27. However, I note that the evidence before me about the applicant’s alleged behaviour, as provided by the third party, is limited to the applicant’s social media activity.  There is no evidence of any physical exchanges or emails, text messages or other electronic communications being sent directly from the applicant to the third party.

28. In Mathews and University of Queensland,40 the Information Commissioner found that:41

The posting of offensive commentary on the internet might not, by itself, be enough to reach the threshold of a ‘serious act of harassment or intimidation’. But the malicious nature of the applicant’s website including its stated purpose, together with the impact that it has had on the individuals it targets, bring me to the conclusion that this website meets the threshold.  

29. In Mathews, the Information Commissioner was able to view the website in question and consider both its content, and the stated malicious purpose of that content. In the present circumstances, the third party submits that the “DontBelieveJenny” webpage contains content that would, if viewed by OIC, be sufficient to meet the threshold for serious harassment or intimidation. However, the third party has been unable to produce direct evidence of this webpage to OIC. Accordingly, and in light of the conflicting statements in the statutory declarations, the evidence upon which I can rely is the social media activity supplied by the third party.

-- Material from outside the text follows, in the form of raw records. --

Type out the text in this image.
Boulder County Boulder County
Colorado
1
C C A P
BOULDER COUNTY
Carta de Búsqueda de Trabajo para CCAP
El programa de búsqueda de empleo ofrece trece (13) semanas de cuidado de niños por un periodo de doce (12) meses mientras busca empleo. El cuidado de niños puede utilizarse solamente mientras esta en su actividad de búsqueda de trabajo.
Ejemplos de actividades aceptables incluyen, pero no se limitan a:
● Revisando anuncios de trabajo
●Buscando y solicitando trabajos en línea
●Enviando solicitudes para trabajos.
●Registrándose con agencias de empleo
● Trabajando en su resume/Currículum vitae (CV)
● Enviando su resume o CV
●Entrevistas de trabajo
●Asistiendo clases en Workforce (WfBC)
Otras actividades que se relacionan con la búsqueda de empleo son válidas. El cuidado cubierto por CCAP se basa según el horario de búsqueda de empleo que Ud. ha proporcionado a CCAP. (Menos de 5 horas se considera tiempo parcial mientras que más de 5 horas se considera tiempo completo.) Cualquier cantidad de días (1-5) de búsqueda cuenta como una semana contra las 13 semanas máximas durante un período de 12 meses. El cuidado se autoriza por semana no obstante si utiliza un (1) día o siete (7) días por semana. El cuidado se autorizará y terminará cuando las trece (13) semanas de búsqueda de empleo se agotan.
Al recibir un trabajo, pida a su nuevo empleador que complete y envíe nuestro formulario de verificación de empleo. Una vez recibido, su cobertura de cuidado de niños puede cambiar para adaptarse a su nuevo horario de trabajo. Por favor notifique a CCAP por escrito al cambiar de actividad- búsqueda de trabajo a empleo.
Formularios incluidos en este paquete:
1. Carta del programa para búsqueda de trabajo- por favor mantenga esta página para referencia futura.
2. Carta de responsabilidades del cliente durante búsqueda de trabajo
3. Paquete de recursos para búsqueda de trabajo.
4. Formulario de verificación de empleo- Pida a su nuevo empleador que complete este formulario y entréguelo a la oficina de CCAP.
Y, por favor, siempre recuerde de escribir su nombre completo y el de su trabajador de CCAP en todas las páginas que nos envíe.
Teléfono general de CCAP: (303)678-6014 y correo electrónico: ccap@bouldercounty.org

30. Additionally, I have before me the Information in Issue itself, which comprises evidence of the outcome of a complaint made by the applicant against the third party. It is clear from this complaint, and the material provided by the applicant and third party to OIC during the course of this external review, that the applicant has, in the past, questioned the professional conduct of other real estate agents, including the third party, has engaged in disparaging commentary and has done so in public forums. It is also clear that the relationship between the applicant and third party has been antagonistic for some time, at least in part as a result of such conduct.42  

31. I am satisfied that the applicant’s past conduct on social media demonstrates a propensity to engage in disparaging social media activity.  Whilst I acknowledge that the applicant’s past conduct on social media demonstrates that the applicant will, in all likelihood, publish the Information in Issue if it is disclosed to him, and that if he did so, such conduct may cause the third party and her business distress, on the information before me, there is insufficient evidence to establish that such conduct is sufficient to comprise a serious act of harassment or intimidation of the nature discussed in Mathews.  This is because the nature of the social media commentary of the applicant thus far, while competitive, disparaging and at times unpleasant, was not overly malicious, harassing or intimidating, but rather, irksome and annoying.  Thus, the social media activity was of the nature that would fall within the low level of harassment and intimidation that parliament envisaged would be tolerated before the exemption provision would be enlivened.   

32. Consequently, I am satisfied that the exemption in schedule 3, section 10(1)(d) of the RTI Act does not provide a ground on which access to the Information in Issue may be refused.  

Contrary to public interest information

33. Another ground on which access to information may be refused is if its disclosure would, on balance, be contrary to the public interest.43  In assessing the balance of the public interest, the RTI Act requires a decision maker to take the following steps:44

  • identify any irrelevant factors and disregard them
  • identify public interest factors favouring disclosure and nondisclosure of the information
  • balance the relevant factors favouring disclosure and nondisclosure; and
  • decide whether, on balance, the disclosure of the information would be contrary to the public interest.

Analysis

Irrelevant factors

34. In OKP and Department of Communities,45 OIC applied that the Victorian Court of Appeal decision in Victoria Police v Marke,46 which supported the proposition47 that a decision maker should not:

  • assume that disclosure of information to an applicant is disclosure to the world at large; nor
  • exclude from consideration evidence about the intended or likely extent of dissemination of information by the applicant.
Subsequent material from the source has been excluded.